Both of them were concentrating on sorting flower and vegetable seeds into packets prepared ahead of time.
Watson’s workers had already quit for the day. Outside the wind howled and shook the doors and windows of the farmhouse.
Next to the door lay a large hound that had been allowed into the warm room due to the stormy weather.
Sarah was very efficient at filling the packets with seeds. She had already placed several dozen in a basket that she now passed to her father to be sorted into their proper order.
No one spoke a word.
Watson, who was determined to discover the source of his daughter’s change in mood, had remained silent so far this evening, wondering how he could move Sarah to some sort of confession. Since she had been avoiding his frequent questions, he now intended to get to his goal by an indirect path.
When Sarah passed him a second basket, he said: “If I had known that Lajos had such a touchy and heated temperament, I would never have taken him on. Then we would have been spared all the distress resulting from that act. Old Carr must have given him a lot of trouble for him to have fallen into such a rage.”
“You would certainly not have taken such an insult with indifference yourself, father,” Sarah responded without looking up.
“To be sure, my child. But when one has performed a dishonorable deed, one must tolerate being called to account for it.”
“But father—you still believe that the Hungarian gentleman was capable of such an act?”
“Your own account of that fateful encounter gives me the right to wash my hands of him,” the farmer remarked, observing his child carefully.
“You cannot do that, dear father—I believe for a fact that Mr. Carr mistook him for another, for one Hungarian looks like another. Didn’t you yourself say to me that Lajos looked precisely like a young man who worked for us last year? Couldn’t it just as well have been Marian? Marian was a nasty, evasive person whom I always feared when he approached me. But Lajos—it is not right to hold a person to be bad when you do not have proof,” Sarah interrupted her own chain of thought, since she felt she had already said too much on Lajos’s behalf.
The farmer, who perceived this interruption, continued: “Where on earth could poor Lajos have gone? Heaven grant that they don’t catch him, since then you would have to appear in court as a witness—but that would be the least of it, since such a murderer, even if he did not do the deed as accused, must have a lamentable fate. In a case such as that, I would rather put an end to my life myself. Yes, yes, wherever he is wandering right now, his lot is certainly
not enviable.”
Sarah could no longer hold back her feelings. Hot tears coursed over her cheeks and dropped on the packet she had just filled with seeds of blue knightspur.

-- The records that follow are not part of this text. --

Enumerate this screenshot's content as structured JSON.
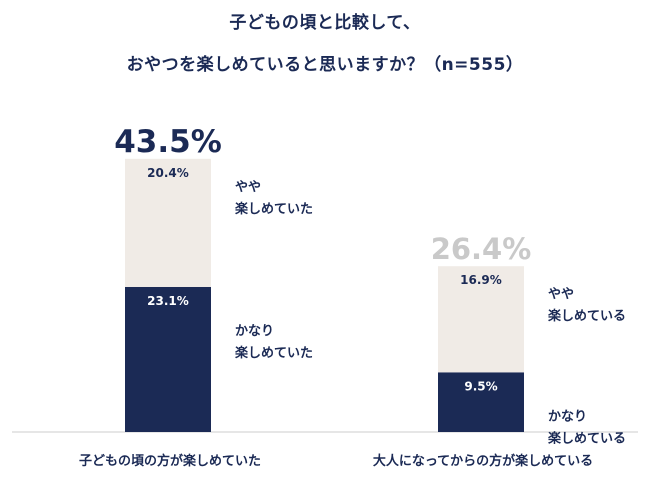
{
  "chart_data": {
    "type": "bar",
    "title_line1": "子どもの頃と比較して、",
    "title_line2": "おやつを楽しめていると思いますか？（n=555）",
    "categories": [
      "子どもの頃の方が楽しめていた",
      "大人になってからの方が楽しめている"
    ],
    "totals": [
      "43.5%",
      "26.4%"
    ],
    "series": [
      {
        "values": [
          23.1,
          9.5
        ],
        "value_labels": [
          "23.1%",
          "9.5%"
        ],
        "annotations": [
          [
            "かなり",
            "楽しめていた"
          ],
          [
            "かなり",
            "楽しめている"
          ]
        ]
      },
      {
        "values": [
          20.4,
          16.9
        ],
        "value_labels": [
          "20.4%",
          "16.9%"
        ],
        "annotations": [
          [
            "やや",
            "楽しめていた"
          ],
          [
            "やや",
            "楽しめている"
          ]
        ]
      }
    ],
    "stacked": true,
    "grid": false
  },
  "colors": {
    "dark": "#1b2a55",
    "light": "#f0ebe6",
    "total_emph": "#1b2a55",
    "total_muted": "#c9c9c9",
    "baseline": "#cccccc"
  }
}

Joy beamed on the face of the farmer, joy that he had finally succeeded in discovering his dear child’s situation. What more proof did he want? What could prove more than these tears that his child had loved Lajos, loved him even now? When he looked across at lovesick Sarah, who had dropped her little head and was trying to hold back the tears, it was no longer possible for him to torture his child or even to continue his interrogation.

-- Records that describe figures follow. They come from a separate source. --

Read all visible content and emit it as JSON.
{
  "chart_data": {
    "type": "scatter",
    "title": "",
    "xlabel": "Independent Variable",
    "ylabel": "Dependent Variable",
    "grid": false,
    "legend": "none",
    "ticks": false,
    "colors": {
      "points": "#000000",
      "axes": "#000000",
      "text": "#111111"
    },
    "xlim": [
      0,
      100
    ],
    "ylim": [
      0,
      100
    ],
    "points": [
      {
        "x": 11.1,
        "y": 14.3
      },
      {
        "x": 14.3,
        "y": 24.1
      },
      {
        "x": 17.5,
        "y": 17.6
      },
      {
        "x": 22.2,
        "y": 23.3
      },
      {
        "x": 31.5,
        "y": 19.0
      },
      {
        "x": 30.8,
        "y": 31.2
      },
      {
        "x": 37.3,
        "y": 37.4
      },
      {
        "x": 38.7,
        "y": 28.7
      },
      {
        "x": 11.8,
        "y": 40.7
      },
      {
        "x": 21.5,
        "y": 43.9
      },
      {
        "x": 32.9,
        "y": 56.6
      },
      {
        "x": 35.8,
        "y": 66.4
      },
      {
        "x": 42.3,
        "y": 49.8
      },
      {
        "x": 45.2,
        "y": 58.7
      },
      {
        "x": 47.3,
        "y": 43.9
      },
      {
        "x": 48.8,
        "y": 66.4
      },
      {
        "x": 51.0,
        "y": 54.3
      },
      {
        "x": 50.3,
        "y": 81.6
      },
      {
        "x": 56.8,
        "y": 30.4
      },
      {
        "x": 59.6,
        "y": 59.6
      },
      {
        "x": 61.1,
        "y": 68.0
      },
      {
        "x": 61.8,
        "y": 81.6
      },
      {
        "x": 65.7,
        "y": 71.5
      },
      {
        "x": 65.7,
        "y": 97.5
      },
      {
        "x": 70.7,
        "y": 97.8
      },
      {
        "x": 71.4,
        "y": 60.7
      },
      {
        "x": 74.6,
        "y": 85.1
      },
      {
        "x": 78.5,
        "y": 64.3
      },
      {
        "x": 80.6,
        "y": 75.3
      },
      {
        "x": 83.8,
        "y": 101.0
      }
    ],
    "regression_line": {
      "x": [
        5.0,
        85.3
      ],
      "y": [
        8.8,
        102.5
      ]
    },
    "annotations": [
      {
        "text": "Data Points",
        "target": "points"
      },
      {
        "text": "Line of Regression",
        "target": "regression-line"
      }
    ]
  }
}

He drew her to his lap and sought to soothe her to the best of his powers.
“Sarah, my dear child, why did you trust your father so little that you kept your concerns to yourself? Tell me, my child, has your love for Lajos buried itself so deeply in your heart that it has robbed you of all your personal peace, has robbed you of all your youthful cheer? Girl, girl, what changes you have undergone! If your dear mother were still living, she would hardly recognize her child.”
“O Father,” Sarah said in pained tones, “you are so good to your child—but Father, tell me, am I committing so great a crime when I love Lajos? You liked him, too, Father. You still remember the evening when all your other workers did not want to work any further since they had done their hours, and Lajos helped us dig the potatoes late into the night so you could take them to market the next day. What did you say then, father? Didn’t you say how much you liked this Hungarian gentleman? He was so calm, so hard-working and solid?